FATF publishes recommendations on fighting ransomware-related money laundering

Ransomware is an increasingly common cyber threat due to its highly lucrative nature. This had led to the Financial Action Task Force (FATF) publishing a list of recommendations in order to fight this type of financial cybercrime.

The way a ransomware attack occurs, is when an attacker gains access to a victim’s device, which allows them to establish control and insert malicious software capable of encrypting files. The attacker is also capable of taking copies of the data.

When the malicious software activates, it can lock the device, and encrypt all sensitive data, making it impossible to access.
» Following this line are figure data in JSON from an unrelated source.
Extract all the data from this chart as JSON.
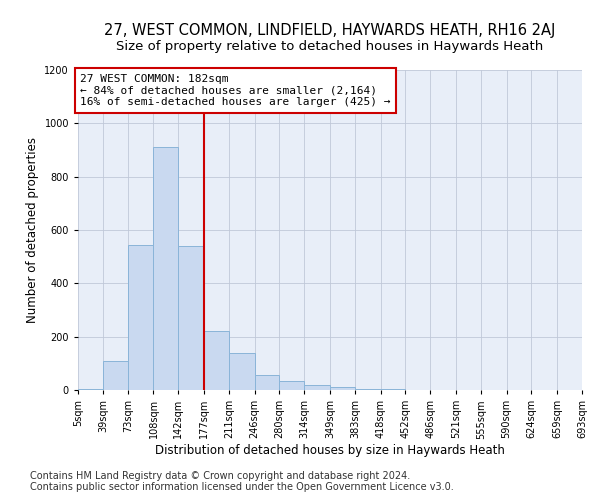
{
  "title": "27, WEST COMMON, LINDFIELD, HAYWARDS HEATH, RH16 2AJ",
  "subtitle": "Size of property relative to detached houses in Haywards Heath",
  "xlabel": "Distribution of detached houses by size in Haywards Heath",
  "ylabel": "Number of detached properties",
  "footnote1": "Contains HM Land Registry data © Crown copyright and database right 2024.",
  "footnote2": "Contains public sector information licensed under the Open Government Licence v3.0.",
  "bin_labels": [
    "5sqm",
    "39sqm",
    "73sqm",
    "108sqm",
    "142sqm",
    "177sqm",
    "211sqm",
    "246sqm",
    "280sqm",
    "314sqm",
    "349sqm",
    "383sqm",
    "418sqm",
    "452sqm",
    "486sqm",
    "521sqm",
    "555sqm",
    "590sqm",
    "624sqm",
    "659sqm",
    "693sqm"
  ],
  "bar_heights": [
    5,
    110,
    545,
    910,
    540,
    220,
    140,
    55,
    35,
    20,
    10,
    5,
    2,
    0,
    0,
    0,
    0,
    0,
    0,
    0
  ],
  "bin_edges": [
    5,
    39,
    73,
    108,
    142,
    177,
    211,
    246,
    280,
    314,
    349,
    383,
    418,
    452,
    486,
    521,
    555,
    590,
    624,
    659,
    693
  ],
  "vline_x": 177,
  "vline_color": "#cc0000",
  "bar_facecolor": "#c9d9f0",
  "bar_edgecolor": "#8ab4d8",
  "annotation_text": "27 WEST COMMON: 182sqm\n← 84% of detached houses are smaller (2,164)\n16% of semi-detached houses are larger (425) →",
  "annotation_box_color": "white",
  "annotation_box_edgecolor": "#cc0000",
  "ylim": [
    0,
    1200
  ],
  "yticks": [
    0,
    200,
    400,
    600,
    800,
    1000,
    1200
  ],
  "bg_color": "#e8eef8",
  "title_fontsize": 10.5,
  "subtitle_fontsize": 9.5,
  "annot_fontsize": 8,
  "xlabel_fontsize": 8.5,
  "ylabel_fontsize": 8.5,
  "tick_fontsize": 7,
  "footnote_fontsize": 7
}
By the time the victim notices what has happened, they receive a digital message through the locked device from the criminals, explaining what they want in exchange to returning access to the victim’s device in exchange for not leaking the data they have copied.

Usually, criminals who engage in ransomware demand payment in cryptocurrency, to ensure there are no traces linking to them. Nefariously, they can also decide not to return access to the device even when they receive payment.

A survey conducted by cybersecurity experts in 2021 indicated that out of 820 businesses, 21 per cent had fallen victim to a ransomware attack.

A memorable incident happened that year in Malta when the Nationalist Party fell victim to a ransomware cyber attack, which led to hackers threatening to leak valuable documents unless the party agreed to ‘communicate and cooperate’.

According to Acronis, a Swiss-based cybersecurity firm, damages from global ransomware attacks are expected to exceed $30 billion (€27.8 billion) by the end of 2023. The banking and finance sector are considered the most at-risk sector to ransomware attacks.

In its report, the FATF states that attacks have become increasingly sophisticated, which increases their profitability and the likelihood of success. It also notes that ransomware attacks are generally underreported, due to their negative impact on a business or due to fear of retaliation by the hackers.

The lack of reporting, the FATF notes, partly explains the lack of experience in investigating money laundering related to ransomware, so it urged jurisdictions to increase and enhance sources of detection and reporting. In so doing, they would be more capable of developing the necessary tools and skills to effectively trace and recover virtual assets.

Ransomware criminals utilise the international nature of virtual assets such as bitcoin to facilitate large-scale rapid transactions, which can be done without the involvement of traditional financial institutions which do have anti-money laundering and counter-terrorist financing (AML/CFT) programs in place.

They also complicate matters further by using anonymity-enhancing technologies, techniques and tokens in the laundering process, such as anonymity-enhanced cryptocurrencies and mixers, according to the FATF.

To strengthen the global response against ransomware and related money laundering, the FATF proposed a list of actions.

One of the proposed actions was to implement relevant FATF standards, including those on the virtual asset service provider (VASP) sector to weaken the criminals’ ability to use financial institutions without AML/CFT rules in place in that jurisdiction.

Another was to promote financial investigations and asset recovery efforts, which would require developing relevant specialised skills and expertise to successfully investigate ransomware cases.

Furthermore, when it came to tackling ransomware, it urged jurisdictions to identify and assess money laundering risks posed by ransomware in their national risk assessment, since criminal groups can operate in a decentralised manner, from any jurisdiction.

It also urged jurisdictions to identify and establish mechanisms to allow public sector cooperation with the private sector, since private sector actors such as VASPs, and other non-traditional partners, may provide useful insights and expertise that the public sector does not have.

Lastly, the FATF urged for the improvement of international cooperation, which would include the effective use of bilateral, regional and multilateral mechanisms, such as liaison offices and 24/7 contact points, to improve cross-border fund tracing and facilitate asset recovery. In so doing it could enable authorities to engage in dismantling transnational networks engaged in ransomware and money laundering.

The Government of Malta has demonstrated commitment to addressing shortcomings in the country’s cybersecurity infrastructure. In 2021, the Government announced the establishment of a national cybersecurity centre, and earlier this year it announced a couple of schemes to support the cybersecurity efforts of businesses.